Но как бы ни хотел он забрать слова назад, они уже вошли в язык и зажили сами по себе среди молодых нолдор, которые, как и Алмауремо, знали только свет новых светил, а о прежнем лишь слышали в песнях, поэтому он ограничился тем, что сам старался так не говорить, а сейчас оно вдруг вылетело, как будто без того мало неприятностей.
Повисло молчание, женщина, вроде бы, не собиралась им пользоваться, чтобы возмутиться или огорчиться, или еще что-нибудь в этом роде, только мелодия зазвучала чуть громче и как-то так ободряюще, и под ее аккомпанемент Алмауремо, рассудив, что хуже уже не будет, высказал до конца все, мучившее его:
– Я просто не могу понять, почему так вышло. Да, владыка говорил, что с этим сплавом экспериментировать опасно, что у нас, и даже у меня, пока не хватает сил и опыта. Но получилось же! Я потому и признался, что хотелось похвастаться, – он почувствовал, как заливается краской. – Владыка рассердился... Мы все поначалу ужасно боялись его сердить, а он смеялся только. Но тут... будто земля дрогнула, и он сказал, что устал от тех, для кого его совет – лишь пустой звук, кому не терпится разрушать... и еще много всего. А потом сказал, чтобы мы уходили и не возвращались больше. И сам исчез. Я знаю, что валар тела не нужны, но он так раньше никогда при нас не поступал.
Алмауремо замолчал и перевел дух.
– После этого ты решил немного прогуляться и оказался здесь? – мягко спросила женщина.
– Да, госпожа, – он чуть улыбнулся и тут же опять посерьезнел. – И теперь я, признаюсь честно, не знаю толком ни как все получилось, ни как это исправить. Вернее, можно ли это вообще исправить... Хотя, конечно, вам тоже неоткуда знать, – последняя фраза была невежливой и вообще совершенно лишней, и Алмауремо почувствовал досаду на самого себя, что не смог удержать ее на языке.
Но женщина тихонько рассмеялась, похоже, она совсем не умела сердиться.
– Ну, может быть, кое-что я и знаю, – сказала она. – Тебе, наверное, приходилось слышать сказания о тех временах, когда эльдар еще не пробудились?
Алмауремо сперва даже опешил от такого вопроса, но все же ответил:
– Да, конечно, – сказаний он и правда слышал немало, матушка знала их великое множество, а Алмауремо в детстве обожал слушать.

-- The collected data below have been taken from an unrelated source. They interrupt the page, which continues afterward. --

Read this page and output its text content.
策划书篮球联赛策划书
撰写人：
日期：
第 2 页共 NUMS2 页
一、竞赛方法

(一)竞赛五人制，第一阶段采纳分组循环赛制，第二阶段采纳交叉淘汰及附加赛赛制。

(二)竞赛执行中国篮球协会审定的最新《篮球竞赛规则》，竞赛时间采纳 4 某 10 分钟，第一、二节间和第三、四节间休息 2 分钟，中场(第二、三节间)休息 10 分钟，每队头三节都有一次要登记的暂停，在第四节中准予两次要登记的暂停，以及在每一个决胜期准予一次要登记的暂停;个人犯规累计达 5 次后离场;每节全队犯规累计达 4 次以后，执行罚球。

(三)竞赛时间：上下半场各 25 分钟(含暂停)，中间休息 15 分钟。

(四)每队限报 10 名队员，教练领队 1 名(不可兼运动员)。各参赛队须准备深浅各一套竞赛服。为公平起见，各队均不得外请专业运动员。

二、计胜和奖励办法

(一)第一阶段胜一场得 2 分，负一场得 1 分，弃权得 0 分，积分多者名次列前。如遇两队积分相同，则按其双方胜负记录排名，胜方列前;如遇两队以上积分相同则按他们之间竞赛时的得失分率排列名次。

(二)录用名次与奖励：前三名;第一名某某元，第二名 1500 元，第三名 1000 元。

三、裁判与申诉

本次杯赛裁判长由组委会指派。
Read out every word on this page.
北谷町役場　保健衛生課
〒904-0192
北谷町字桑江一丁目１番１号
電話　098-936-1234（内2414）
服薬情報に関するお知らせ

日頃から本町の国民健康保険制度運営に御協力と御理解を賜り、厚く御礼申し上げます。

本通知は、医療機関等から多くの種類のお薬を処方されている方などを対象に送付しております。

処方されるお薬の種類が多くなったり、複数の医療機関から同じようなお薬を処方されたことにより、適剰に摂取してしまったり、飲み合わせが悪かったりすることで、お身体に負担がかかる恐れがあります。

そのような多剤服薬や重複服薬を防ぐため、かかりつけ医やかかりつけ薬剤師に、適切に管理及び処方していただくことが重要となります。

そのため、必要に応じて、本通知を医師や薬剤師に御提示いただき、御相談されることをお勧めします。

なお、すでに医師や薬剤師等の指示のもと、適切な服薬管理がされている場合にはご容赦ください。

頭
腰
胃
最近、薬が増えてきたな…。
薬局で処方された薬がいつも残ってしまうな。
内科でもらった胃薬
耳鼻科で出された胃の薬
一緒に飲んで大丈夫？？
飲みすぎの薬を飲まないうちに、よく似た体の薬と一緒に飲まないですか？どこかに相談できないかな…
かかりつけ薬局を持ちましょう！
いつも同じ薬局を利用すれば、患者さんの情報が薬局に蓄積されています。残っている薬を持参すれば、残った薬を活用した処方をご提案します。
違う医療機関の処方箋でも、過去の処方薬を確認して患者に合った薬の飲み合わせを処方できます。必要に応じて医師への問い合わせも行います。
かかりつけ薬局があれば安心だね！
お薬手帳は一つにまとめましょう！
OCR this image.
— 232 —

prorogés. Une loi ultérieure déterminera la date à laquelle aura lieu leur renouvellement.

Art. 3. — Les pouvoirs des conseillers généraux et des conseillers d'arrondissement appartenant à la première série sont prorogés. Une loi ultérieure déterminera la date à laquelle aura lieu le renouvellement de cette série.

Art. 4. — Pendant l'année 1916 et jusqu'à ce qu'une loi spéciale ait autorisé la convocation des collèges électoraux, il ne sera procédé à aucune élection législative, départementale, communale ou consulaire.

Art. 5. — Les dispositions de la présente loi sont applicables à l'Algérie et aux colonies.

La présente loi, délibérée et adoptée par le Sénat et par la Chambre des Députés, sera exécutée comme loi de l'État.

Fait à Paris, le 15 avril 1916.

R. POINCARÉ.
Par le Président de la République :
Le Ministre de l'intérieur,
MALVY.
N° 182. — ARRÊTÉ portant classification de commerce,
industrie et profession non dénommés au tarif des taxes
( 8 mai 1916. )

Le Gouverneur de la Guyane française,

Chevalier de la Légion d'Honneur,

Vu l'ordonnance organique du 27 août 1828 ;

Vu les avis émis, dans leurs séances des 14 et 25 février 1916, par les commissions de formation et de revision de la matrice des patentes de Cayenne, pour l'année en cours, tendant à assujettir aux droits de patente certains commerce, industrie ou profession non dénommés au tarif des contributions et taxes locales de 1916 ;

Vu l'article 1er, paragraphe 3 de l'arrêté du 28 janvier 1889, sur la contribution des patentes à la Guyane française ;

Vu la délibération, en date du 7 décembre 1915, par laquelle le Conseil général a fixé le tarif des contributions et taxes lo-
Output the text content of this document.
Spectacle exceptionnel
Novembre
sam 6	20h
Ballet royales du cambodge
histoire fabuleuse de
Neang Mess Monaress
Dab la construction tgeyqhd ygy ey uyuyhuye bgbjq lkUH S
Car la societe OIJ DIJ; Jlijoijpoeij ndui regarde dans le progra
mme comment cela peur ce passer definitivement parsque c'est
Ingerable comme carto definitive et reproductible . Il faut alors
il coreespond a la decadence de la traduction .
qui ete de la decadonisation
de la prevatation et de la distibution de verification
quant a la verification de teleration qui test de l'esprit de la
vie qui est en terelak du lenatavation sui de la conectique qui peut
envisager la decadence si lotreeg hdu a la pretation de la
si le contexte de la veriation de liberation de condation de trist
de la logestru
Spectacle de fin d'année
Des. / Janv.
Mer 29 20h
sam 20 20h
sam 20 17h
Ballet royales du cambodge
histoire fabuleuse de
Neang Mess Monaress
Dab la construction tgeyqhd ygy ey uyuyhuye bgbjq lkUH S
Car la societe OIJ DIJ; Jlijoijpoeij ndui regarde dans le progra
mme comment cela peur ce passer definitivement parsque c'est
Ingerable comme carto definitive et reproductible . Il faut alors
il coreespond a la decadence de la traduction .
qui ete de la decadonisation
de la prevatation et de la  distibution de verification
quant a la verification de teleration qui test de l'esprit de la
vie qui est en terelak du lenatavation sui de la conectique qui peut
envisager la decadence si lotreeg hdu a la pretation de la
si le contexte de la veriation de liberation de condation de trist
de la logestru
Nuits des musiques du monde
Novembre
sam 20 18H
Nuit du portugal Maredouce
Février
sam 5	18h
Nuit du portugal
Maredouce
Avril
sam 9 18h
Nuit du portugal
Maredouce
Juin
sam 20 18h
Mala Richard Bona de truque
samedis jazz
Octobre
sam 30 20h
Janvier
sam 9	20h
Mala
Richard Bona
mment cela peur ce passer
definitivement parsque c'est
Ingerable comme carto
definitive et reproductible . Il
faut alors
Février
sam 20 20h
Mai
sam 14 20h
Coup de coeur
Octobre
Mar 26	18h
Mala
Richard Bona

– Тогда для тебя не станет новостью то, что я скажу: Ауле был одним из главных работников при сотворении Мира, еще когда Земля была полна пламени, он трудился над укрощением ее бурь, потом создал земную твердь и все, что в ней, и чаши морей, и воздвиг горы, но Моргот – хотя тогда он не носил еще это имя – обрушил горы, расколол чаши, а облик земель извратил, и Ауле пришлось много трудиться, чтобы вернуть хотя бы часть созданного. Конечно, во все это время он не был один, ему помогали многие, но и он помогал многим, и он потратил много сил и перенес много разочарований, потому что не все можно было спасти. Затем Ауле создал Светильники, которые стали первыми источниками света в Арде, и валар поселились на острове Альмарен и продолжали свой труд, но Моргот разбил Светильники и уничтожил остров, и снова исказил многое из сотворенного валар. И снова много сил потребовалось на исправление вреда. А затем валар ушли в Валинор и здесь создали новый прекрасный край и новые источники света – Древа. Потом, когда мы, эльдар, пробудились, валар призвали нас в свои земли, и Ауле, который так любит делиться знаниями и мастерством, открыл эльдар, и в особенности нолдор, множество секретов, и сильно привязался сердцем к своим ученикам. И он был счастлив в то время, но потом Моргот посеял смуту и отвратил учеников Ауле от Ауле. Нет, не всех, конечно, но очень многих. А когда погибли Древа... – женщина сильно побледнела, ей явно было бы слишком трудно говорить дальше, и Алмауремо решил остановить ее.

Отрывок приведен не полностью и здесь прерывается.